Okay, the last thing I want to do is oversell something I just watched on a reality television program, but before we go any further, can I just say one thing? FIGHT OF THE CENTURY!!! I know, I know, the century is only 11 years old, but still, does it get any better that Meat Loaf completely and freakishly losing it to Gary Busey? Yes, the “whore pit vipers” throwdown in season 2 was similarly epic (“You’re a poker playa. A poker playaaaaaa.”), but all you need to do is go to the score sheet to see that Meat Loaf vs. Busey has it beat. In approximately two minutes, Mr. Loaf (Meat to friends and family) let fly with 1 s—, 1 bulls—, 6 motherf—– or motherf——s and 16 — yes, 16! — good ol’ fashion f— or f—ings. That’s 24 expletives. 24! (Yes, I counted.) It was truly an explosion of Rex Ryan proportions.
But the greatness of this outburst cannot be relayed solely by statistics. You have to look deeper at the subtleties and nuances at play here that make it a complete masterstroke. Start with Meat Loaf — I mean honestly, where else are you gonna start? What was so amazing about the situation was the way it came from seemingly nowhere. After returning from the art supplies store to begin working on their artwork to be sold for charity, Meat Loaf could not find his bag of paints. He started looking around the room, calmly asking if anyone had seen his bag while contemplating whether Gary Busey could have possibly usurped his supplies. And then, like Dr. Bruce Banner turning into The Hulk, he just exploded.
Meat Loaf: “OKAY, F—!”
A very confused Mark McGrath: “What’s wrong?”
Meat Loaf: “MOTHERF—–!’
Mark McGrath, still confused : “What’s wrong?”
“I BOUGHT THOSE MOTHERF—— SPONGES! PART OF THAT PAINT IS MINE! I AM SICK AND TIRED…”

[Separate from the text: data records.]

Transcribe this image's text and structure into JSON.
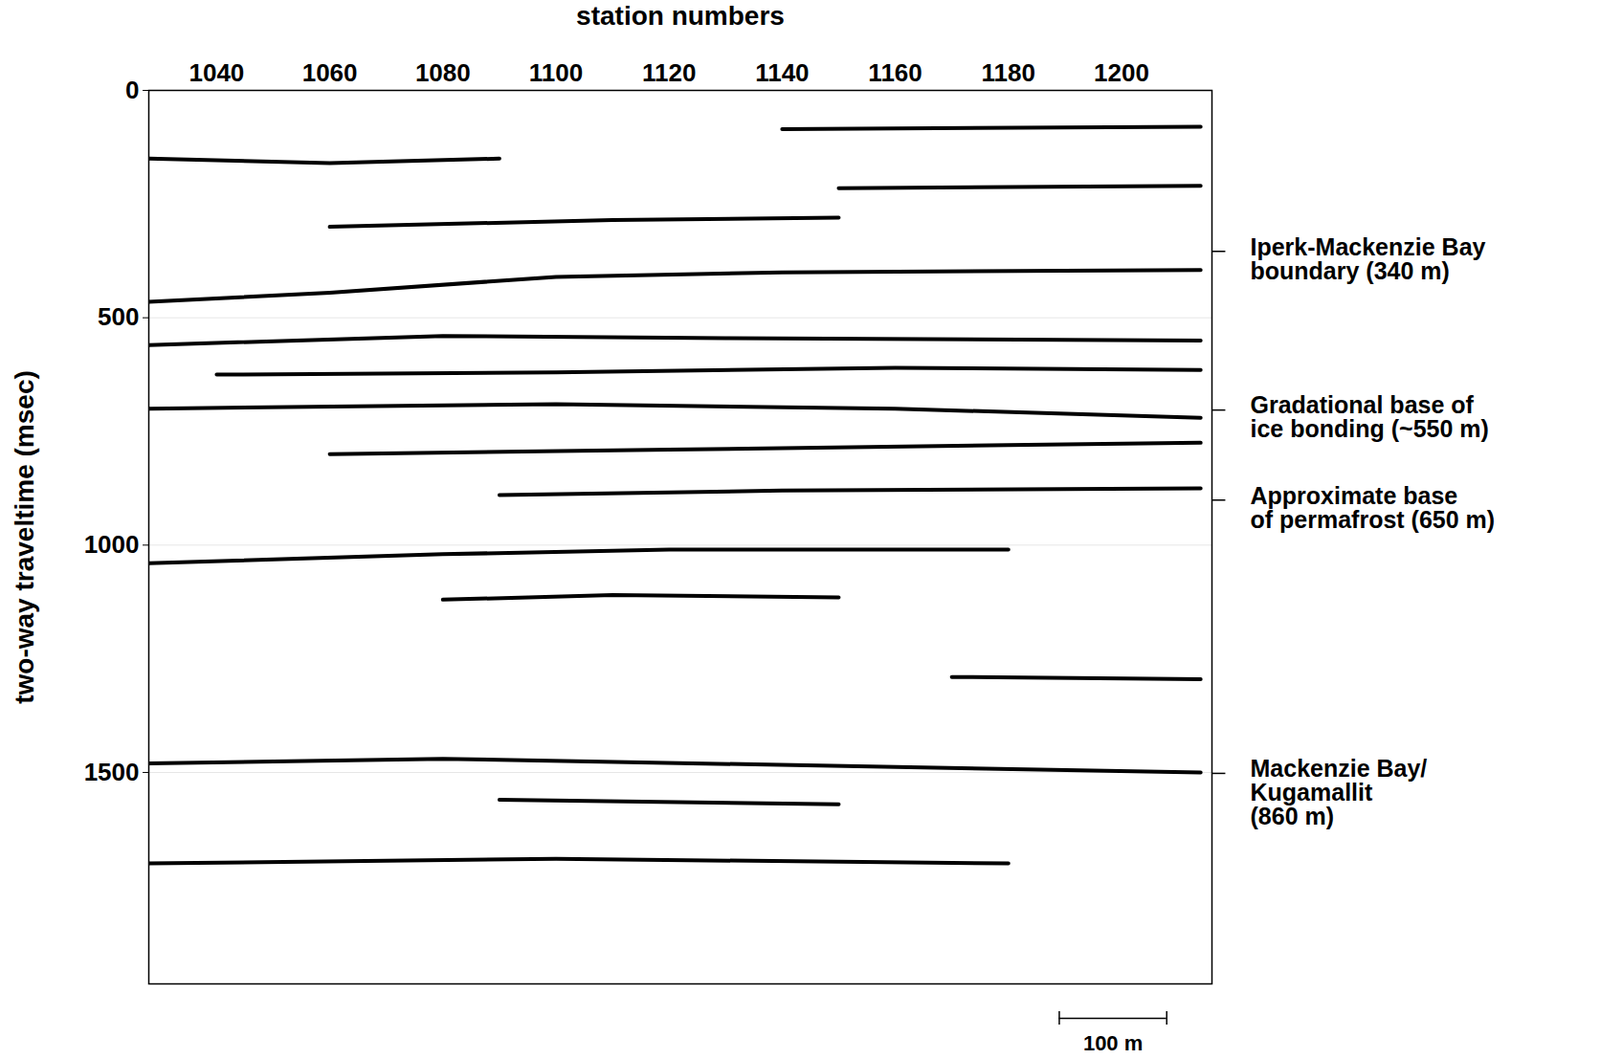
{
  "chart_data": {
    "type": "seismic_section",
    "xlabel": "station numbers",
    "ylabel": "two-way traveltime (msec)",
    "xlim": [
      1028,
      1216
    ],
    "xticks": [
      1040,
      1060,
      1080,
      1100,
      1120,
      1140,
      1160,
      1180,
      1200
    ],
    "ylim": [
      1965,
      0
    ],
    "yticks": [
      0,
      500,
      1000,
      1500
    ],
    "grid": true,
    "color": "#000000",
    "reflectors": [
      {
        "x": [
          1140,
          1214
        ],
        "y": [
          85,
          80
        ]
      },
      {
        "x": [
          1028,
          1060,
          1090
        ],
        "y": [
          150,
          160,
          150
        ]
      },
      {
        "x": [
          1150,
          1214
        ],
        "y": [
          215,
          210
        ]
      },
      {
        "x": [
          1060,
          1110,
          1150
        ],
        "y": [
          300,
          285,
          280
        ]
      },
      {
        "x": [
          1028,
          1060,
          1100,
          1140,
          1214
        ],
        "y": [
          465,
          445,
          410,
          400,
          395
        ]
      },
      {
        "x": [
          1028,
          1080,
          1130,
          1214
        ],
        "y": [
          560,
          540,
          545,
          550
        ]
      },
      {
        "x": [
          1040,
          1100,
          1160,
          1214
        ],
        "y": [
          625,
          620,
          610,
          615
        ]
      },
      {
        "x": [
          1028,
          1100,
          1160,
          1214
        ],
        "y": [
          700,
          690,
          700,
          720
        ]
      },
      {
        "x": [
          1060,
          1120,
          1180,
          1214
        ],
        "y": [
          800,
          790,
          780,
          775
        ]
      },
      {
        "x": [
          1090,
          1140,
          1214
        ],
        "y": [
          890,
          880,
          875
        ]
      },
      {
        "x": [
          1028,
          1080,
          1120,
          1180
        ],
        "y": [
          1040,
          1020,
          1010,
          1010
        ]
      },
      {
        "x": [
          1080,
          1110,
          1150
        ],
        "y": [
          1120,
          1110,
          1115
        ]
      },
      {
        "x": [
          1170,
          1214
        ],
        "y": [
          1290,
          1295
        ]
      },
      {
        "x": [
          1028,
          1080,
          1214
        ],
        "y": [
          1480,
          1470,
          1500
        ]
      },
      {
        "x": [
          1090,
          1150
        ],
        "y": [
          1560,
          1570
        ]
      },
      {
        "x": [
          1028,
          1100,
          1180
        ],
        "y": [
          1700,
          1690,
          1700
        ]
      }
    ],
    "annotations": [
      {
        "text": "Iperk-Mackenzie Bay\nboundary (340 m)",
        "y": 354
      },
      {
        "text": "Gradational base of\nice bonding (~550 m)",
        "y": 703
      },
      {
        "text": "Approximate base\nof permafrost (650 m)",
        "y": 901
      },
      {
        "text": "Mackenzie Bay/\nKugamallit\n(860 m)",
        "y": 1502
      }
    ],
    "scale_bar": {
      "label": "100 m",
      "from": 1189,
      "to": 1208
    }
  }
}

Here’s where things got really good as we hit our first genius point of the ordeal. As Busey took a step forward in the least-confrontational manner possible, Meat charged in a full rage “F— YOU, MOTHERF—–!” But my eyes were neither on Meat Loaf nor Busey at this point, but rather on Richard Hatch, who was right in between the pair. Unlike everyone else in the room—and, likely, the entire west side of Manhattan — Richard was not completely transfixed by what was transpiring. In fact, he refused to even look up! So while Armageddon rained down on Team Backbone, there was Richard Hatch neatly assembling his art supplies and just hoping by the grace of God he did not get floored by an errant Meat Loaf knuckle-sandwich (and yes, I believe I am the first person in the past 30 years to use the phrase “knuckle sandwich”). Maybe Hatch is used to seeing this kind of activity going down in prison so didn’t pay it any mind. I have no idea, but it was pretty damn amusing.